The characteristics of natural disasters can be summed up in six aspects:
First of all, natural disasters are widespread and regional. On the one hand, natural disasters are widely distributed. Whether it is the sea or the land, the ground or the underground, the city or the countryside, the plain or the hilly area or the plateau, as long as there are human activities, natural disasters may occur. On the other hand, the regionality of natural geographical environment determines the regionality of natural disasters.
Secondly, natural disasters are frequent and uncertain, and they happen every year all over the world.
Destructive natural disasters
There are many natural disasters of all sizes. In recent decades, the frequency of natural disasters has increased, and the uncertainty of the time, place and scale of natural disasters has greatly increased the difficulty for people to resist natural disasters.
Third, natural disasters are periodic and non-repetitive. In major natural disasters, whether earthquake, drought or flood, their occurrence presents a certain periodicity. People often say that a natural disaster "once in ten years, once in a hundred years" is actually a popular description of the periodicity of natural disasters. The non-repetition of natural disasters mainly refers to the non-repetition of disaster processes and destruction results.
Fourth, related to natural disasters. The connection between natural disasters is manifested in two aspects. On the one hand, there are links between regions. For example, the "El Nino" phenomenon on the west coast of South America may lead to global meteorological disorder; Industrial waste gas from the United States often forms acid rain in Canada. On the other hand, disasters are related. In other words, some natural disasters can be mutually conditional, forming a disaster group or chain. For example, volcanic activity is a disaster group or chain. Volcanic activity will lead to a series of disasters such as volcanic eruption, melting of ice and snow, debris flow and air pollution.
Fifth, the harm caused by various natural disasters is serious. For example, there are about 5 million earthquakes recorded every year in the world, including about 50,000 felt earthquakes and nearly 1000 damaged earthquakes. However, strong earthquakes with a magnitude of more than 7 on the Richter scale can cause great losses, about 15 times a year, and the economic losses caused by droughts and floods are also very serious, reaching tens of billions of dollars worldwide every year.

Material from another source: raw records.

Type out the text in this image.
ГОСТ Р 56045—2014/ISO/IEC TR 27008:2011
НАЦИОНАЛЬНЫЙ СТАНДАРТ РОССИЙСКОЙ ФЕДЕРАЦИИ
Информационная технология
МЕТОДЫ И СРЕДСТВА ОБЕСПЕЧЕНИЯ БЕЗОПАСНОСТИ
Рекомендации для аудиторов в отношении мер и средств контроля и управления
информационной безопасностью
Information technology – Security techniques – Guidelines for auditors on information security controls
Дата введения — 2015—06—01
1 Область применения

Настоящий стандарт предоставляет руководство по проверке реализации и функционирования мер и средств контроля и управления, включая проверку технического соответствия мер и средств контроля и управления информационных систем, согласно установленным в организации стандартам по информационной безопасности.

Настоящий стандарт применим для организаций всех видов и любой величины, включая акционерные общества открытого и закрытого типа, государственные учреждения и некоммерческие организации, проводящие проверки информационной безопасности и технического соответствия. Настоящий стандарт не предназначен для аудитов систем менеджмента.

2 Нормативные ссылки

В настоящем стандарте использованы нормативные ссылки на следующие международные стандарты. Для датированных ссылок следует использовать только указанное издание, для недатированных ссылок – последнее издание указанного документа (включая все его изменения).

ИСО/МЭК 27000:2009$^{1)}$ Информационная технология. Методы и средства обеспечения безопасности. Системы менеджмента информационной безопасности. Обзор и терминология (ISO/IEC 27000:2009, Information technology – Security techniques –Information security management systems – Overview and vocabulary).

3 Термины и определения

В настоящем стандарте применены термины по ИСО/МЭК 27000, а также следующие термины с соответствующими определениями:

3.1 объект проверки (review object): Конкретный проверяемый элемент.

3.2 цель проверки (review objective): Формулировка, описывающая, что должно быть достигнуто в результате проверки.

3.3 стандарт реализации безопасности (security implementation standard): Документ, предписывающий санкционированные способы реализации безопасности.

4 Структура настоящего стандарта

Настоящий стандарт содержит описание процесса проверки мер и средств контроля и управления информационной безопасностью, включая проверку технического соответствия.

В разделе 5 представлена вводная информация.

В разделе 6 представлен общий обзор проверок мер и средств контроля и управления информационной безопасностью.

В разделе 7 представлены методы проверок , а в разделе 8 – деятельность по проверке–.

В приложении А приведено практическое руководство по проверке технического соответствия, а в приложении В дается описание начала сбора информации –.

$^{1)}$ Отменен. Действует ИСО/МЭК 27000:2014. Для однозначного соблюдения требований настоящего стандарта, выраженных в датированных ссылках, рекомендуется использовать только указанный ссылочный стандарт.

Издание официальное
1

Sixth, natural disasters are inevitable and can be alleviated. Because man and nature are always contradictory, as long as the earth is moving and the matter is changing, as long as human beings exist, natural disasters cannot disappear. From this perspective, natural disasters are inevitable. However, intelligent human beings can prevent and reduce disasters in a wider and wider scope, and minimize disaster losses by taking measures such as seeking advantages and avoiding disadvantages, turning harm into benefits, and turning harm into benefits. From this perspective, natural disasters can be alleviated.